According to Horn, Sixty is spending much of 2018 looking inward to focus on the individuality of the locations in its portfolio, and to create efficiencies that allow the company to operate at a higher level. Part of that, he says, involves resisting the typical pulls associated with success. As a property or project grows bigger, Horn said there is a compulsion to become wrapped up in the self-importance of the endeavor, and resisting the urge to sell out is key to the boutique hotel experience.

“Not having rigid standards, to a degree, and allowing individuality to come through is part of our mission,” Horn said. “Guests fall in love with each of those properties in their own way. Creating a story, a connectivity between each location without losing their authenticity… ensuring each guest will have an incredible experience that is intellectually based and experiential in [food and beverage], music and arts, that will create a feeling within guests that they are seeing something different.”

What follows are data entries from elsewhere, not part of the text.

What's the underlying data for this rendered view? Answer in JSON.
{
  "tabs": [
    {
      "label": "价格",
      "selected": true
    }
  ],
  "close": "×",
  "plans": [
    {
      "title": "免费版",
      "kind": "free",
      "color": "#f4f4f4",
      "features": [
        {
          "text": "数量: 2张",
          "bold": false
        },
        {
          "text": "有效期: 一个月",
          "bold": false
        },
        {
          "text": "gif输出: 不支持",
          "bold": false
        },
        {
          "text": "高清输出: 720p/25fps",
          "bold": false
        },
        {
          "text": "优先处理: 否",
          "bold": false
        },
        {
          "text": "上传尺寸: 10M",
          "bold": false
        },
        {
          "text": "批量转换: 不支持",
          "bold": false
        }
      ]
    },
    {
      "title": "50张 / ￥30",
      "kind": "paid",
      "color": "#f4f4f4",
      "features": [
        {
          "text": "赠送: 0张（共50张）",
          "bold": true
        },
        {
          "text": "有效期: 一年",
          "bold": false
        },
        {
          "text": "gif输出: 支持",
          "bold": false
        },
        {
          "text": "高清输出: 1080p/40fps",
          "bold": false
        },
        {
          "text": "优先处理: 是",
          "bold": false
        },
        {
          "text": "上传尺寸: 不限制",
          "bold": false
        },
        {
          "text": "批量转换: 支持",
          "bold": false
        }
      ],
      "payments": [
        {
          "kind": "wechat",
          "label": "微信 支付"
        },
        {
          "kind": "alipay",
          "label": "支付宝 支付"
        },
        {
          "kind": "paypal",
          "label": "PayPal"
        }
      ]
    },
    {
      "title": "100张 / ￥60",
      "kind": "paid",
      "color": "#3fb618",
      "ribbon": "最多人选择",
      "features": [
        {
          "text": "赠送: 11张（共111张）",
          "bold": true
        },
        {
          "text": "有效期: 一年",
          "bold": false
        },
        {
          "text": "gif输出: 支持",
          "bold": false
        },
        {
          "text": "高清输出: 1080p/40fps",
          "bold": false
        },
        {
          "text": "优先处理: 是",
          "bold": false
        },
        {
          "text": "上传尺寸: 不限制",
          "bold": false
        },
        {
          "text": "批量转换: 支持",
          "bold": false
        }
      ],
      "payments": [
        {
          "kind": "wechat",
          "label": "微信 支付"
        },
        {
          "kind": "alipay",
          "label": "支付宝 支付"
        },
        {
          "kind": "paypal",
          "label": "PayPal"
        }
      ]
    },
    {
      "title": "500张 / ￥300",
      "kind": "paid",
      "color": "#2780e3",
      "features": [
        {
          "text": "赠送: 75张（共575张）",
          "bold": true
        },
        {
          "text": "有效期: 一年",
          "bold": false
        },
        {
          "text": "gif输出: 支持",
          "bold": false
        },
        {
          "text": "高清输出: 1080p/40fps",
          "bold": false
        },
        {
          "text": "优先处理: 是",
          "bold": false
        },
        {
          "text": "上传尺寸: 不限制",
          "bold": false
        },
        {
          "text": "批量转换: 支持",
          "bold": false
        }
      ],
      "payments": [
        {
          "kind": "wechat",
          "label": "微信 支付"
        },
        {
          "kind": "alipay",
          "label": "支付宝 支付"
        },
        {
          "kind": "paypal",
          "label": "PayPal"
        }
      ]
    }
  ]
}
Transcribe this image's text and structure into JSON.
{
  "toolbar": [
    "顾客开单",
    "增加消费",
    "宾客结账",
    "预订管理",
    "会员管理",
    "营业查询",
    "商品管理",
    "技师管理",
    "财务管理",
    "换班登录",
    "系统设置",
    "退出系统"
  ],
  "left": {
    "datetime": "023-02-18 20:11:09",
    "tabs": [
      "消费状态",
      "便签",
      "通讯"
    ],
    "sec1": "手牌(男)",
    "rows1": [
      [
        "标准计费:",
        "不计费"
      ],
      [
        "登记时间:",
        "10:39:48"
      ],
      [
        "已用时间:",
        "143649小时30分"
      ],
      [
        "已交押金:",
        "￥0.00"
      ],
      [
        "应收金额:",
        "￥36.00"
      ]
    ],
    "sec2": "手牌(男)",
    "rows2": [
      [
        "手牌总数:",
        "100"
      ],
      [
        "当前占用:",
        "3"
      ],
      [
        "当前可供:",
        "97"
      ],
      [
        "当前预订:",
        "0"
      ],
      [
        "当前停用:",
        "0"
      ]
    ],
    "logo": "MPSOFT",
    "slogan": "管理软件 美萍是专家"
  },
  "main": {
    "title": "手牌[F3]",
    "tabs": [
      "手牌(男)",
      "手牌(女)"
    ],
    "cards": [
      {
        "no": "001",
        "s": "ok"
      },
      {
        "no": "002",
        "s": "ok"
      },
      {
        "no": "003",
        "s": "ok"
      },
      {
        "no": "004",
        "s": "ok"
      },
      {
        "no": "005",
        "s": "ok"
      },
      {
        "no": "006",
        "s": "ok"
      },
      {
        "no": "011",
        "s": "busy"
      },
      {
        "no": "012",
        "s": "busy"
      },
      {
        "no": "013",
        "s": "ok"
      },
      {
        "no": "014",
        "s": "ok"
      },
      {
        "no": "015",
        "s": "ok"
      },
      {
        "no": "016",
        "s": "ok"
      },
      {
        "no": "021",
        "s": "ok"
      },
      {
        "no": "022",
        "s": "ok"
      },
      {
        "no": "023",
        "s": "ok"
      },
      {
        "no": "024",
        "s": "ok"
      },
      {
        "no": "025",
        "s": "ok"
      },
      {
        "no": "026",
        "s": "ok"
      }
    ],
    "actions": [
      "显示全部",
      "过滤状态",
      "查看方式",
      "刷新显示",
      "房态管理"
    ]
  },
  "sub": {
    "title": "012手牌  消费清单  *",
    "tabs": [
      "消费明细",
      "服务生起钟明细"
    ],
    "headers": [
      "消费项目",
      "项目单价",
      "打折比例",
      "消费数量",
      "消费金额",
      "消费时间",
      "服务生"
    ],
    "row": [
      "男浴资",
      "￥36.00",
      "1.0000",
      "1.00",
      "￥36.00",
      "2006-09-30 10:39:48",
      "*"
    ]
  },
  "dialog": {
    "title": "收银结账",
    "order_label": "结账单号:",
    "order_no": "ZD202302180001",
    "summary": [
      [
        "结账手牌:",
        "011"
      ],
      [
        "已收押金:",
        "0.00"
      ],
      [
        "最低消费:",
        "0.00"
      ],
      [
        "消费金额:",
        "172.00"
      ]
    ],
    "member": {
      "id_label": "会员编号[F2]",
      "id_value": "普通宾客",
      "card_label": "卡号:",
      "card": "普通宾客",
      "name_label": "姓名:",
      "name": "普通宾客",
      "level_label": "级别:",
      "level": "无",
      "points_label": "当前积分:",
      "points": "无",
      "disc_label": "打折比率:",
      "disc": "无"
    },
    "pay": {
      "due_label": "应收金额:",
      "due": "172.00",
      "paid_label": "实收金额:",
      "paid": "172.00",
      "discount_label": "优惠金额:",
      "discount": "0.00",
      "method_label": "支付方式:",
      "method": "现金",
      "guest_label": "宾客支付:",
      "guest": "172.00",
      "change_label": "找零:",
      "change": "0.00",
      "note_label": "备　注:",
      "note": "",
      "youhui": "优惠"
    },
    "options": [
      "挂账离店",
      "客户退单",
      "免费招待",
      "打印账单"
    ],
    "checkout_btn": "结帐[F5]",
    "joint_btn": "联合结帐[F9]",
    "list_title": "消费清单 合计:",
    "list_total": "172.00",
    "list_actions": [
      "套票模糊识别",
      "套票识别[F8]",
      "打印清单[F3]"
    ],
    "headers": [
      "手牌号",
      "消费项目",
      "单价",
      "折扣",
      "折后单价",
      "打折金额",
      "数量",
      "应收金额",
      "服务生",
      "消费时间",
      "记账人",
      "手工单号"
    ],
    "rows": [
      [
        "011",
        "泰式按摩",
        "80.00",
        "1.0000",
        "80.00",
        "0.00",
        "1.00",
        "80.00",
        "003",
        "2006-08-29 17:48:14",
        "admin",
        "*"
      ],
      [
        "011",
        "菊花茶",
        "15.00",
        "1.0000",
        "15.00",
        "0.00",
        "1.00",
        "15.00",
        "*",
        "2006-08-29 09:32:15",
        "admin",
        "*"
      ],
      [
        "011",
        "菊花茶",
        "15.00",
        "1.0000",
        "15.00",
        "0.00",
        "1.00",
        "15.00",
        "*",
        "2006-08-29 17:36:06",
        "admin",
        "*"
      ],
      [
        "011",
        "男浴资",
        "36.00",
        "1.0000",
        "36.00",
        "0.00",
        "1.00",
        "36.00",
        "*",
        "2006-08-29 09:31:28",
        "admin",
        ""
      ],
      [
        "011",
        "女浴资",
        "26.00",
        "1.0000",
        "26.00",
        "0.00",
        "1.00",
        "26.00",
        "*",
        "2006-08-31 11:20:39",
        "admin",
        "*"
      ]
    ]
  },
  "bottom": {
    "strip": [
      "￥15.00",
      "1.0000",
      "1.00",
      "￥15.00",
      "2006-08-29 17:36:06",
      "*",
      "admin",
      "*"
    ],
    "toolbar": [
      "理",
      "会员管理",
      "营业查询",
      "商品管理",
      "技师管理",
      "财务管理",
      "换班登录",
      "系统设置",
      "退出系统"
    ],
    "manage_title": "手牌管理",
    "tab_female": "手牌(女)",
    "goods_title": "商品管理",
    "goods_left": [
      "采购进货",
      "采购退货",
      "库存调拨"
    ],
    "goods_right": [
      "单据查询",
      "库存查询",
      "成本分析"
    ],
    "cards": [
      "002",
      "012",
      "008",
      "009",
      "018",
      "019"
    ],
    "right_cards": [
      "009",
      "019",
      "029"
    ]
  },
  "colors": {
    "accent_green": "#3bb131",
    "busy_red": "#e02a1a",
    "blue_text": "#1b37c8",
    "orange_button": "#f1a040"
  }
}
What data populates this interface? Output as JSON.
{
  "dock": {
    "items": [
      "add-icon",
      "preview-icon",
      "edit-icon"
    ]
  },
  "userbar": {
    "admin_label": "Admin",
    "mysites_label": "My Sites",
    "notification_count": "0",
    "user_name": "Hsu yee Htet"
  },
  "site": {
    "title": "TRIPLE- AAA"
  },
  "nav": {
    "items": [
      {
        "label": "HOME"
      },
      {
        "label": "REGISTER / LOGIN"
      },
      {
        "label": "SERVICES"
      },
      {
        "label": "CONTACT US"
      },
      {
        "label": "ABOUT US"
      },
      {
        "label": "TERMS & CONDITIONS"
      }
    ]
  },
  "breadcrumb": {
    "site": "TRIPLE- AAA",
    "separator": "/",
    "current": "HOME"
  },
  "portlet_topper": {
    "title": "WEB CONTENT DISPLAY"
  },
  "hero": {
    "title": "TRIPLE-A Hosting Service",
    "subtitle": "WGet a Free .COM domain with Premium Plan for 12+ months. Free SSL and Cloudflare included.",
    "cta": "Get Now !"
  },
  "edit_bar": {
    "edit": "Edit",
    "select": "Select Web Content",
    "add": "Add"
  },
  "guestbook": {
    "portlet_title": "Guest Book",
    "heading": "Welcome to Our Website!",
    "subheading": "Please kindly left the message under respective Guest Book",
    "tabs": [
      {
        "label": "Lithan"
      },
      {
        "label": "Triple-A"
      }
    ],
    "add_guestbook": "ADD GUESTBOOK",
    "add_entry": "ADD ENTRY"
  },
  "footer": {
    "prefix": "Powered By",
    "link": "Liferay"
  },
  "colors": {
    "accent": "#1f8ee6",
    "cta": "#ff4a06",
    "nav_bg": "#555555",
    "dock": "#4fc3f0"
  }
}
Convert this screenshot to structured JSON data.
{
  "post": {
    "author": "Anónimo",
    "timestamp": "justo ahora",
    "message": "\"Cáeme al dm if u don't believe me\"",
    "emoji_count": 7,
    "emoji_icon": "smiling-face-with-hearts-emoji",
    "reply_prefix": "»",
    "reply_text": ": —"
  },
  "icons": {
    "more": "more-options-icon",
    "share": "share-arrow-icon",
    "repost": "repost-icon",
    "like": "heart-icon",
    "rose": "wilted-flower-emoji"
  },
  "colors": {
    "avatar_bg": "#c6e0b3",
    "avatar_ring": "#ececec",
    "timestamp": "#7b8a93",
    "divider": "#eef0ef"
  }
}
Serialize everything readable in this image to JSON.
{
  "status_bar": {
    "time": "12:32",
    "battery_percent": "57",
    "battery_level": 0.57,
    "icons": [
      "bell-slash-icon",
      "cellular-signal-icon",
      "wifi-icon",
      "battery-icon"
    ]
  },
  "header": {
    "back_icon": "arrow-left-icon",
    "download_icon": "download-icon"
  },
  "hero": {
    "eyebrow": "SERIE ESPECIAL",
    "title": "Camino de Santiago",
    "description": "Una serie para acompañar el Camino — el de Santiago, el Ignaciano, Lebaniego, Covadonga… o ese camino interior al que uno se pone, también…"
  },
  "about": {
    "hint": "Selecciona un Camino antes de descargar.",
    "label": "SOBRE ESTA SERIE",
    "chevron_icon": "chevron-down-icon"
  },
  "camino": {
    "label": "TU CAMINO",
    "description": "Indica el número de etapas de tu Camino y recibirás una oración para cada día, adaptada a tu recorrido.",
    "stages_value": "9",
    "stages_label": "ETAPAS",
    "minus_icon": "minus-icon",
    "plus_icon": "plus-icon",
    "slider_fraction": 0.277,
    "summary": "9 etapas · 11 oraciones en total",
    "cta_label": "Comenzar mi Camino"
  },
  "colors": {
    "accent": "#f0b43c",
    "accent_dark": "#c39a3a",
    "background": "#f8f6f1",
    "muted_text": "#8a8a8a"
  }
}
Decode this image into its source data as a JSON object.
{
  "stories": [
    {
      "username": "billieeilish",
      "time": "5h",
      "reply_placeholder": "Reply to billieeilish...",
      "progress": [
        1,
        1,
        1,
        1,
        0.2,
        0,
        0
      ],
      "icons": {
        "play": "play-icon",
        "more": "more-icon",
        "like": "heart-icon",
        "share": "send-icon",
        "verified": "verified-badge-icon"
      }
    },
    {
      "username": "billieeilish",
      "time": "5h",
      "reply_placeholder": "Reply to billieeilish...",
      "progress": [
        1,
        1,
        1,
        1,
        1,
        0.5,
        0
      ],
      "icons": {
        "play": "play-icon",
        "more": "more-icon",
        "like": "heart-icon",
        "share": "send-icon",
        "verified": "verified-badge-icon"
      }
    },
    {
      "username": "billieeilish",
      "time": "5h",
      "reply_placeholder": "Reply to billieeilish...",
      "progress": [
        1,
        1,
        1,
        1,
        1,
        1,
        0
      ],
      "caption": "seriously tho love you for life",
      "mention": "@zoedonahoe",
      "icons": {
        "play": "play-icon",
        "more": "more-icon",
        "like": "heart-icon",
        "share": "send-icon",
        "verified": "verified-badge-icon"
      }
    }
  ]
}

The Sixty Les Hotel in New York. Photo credit: Sixty Hotels

When considering the place of boutique hotels in the current hotel ecosystem, Horn said it is telling that boutiques will develop a trend only for major brands to latch onto it months or even years later. The biggest message Horn has seen boutique hotels impart on major brands is that the age of cookie-cutter travel is at an end.

“Our branded competition have learned that this mentality will not work,” he said. “A lot of other players such as HomeAway and OneFineStay are thriving offering unique, individualize experiences that are anything but cookie cutter. It’s a little played out now to stay somewhere that doesn’t have unique offerings, and a lot of branded hotels have done a great job bridging the gap. Ten years ago you would have never heard about experiential travel or bleisure!”

Horn quoted The Disruptors’ Feast, a book written by former Starwood CEO Frits van Paasschen—and formerly Horn’s boss—stating that when everyone in a given arena is committed to competition, it creates a vacuum that brings competitors closer together and helps define their identities. This, in the end, is what Horn and Sixty Hotels are after.

“In trying to fight each other for market share and success, boutiques often come together,” Horn said. “This is how many of them find their identity.”

Horn is looking forward to the HOTEC Operations & Technology event in June, partly because it will be his first time in attendance and partly because of what he has heard about it from others. He’s looking for an opportunity network and share ideas with other operators from around the world, which he said is necessary today.

“We can get tunnel vision operating in just one region,” Horn said. “I also want to open my mind and see what these other different, brilliant companies have to offer for an ever-evolving hospitality landscape.”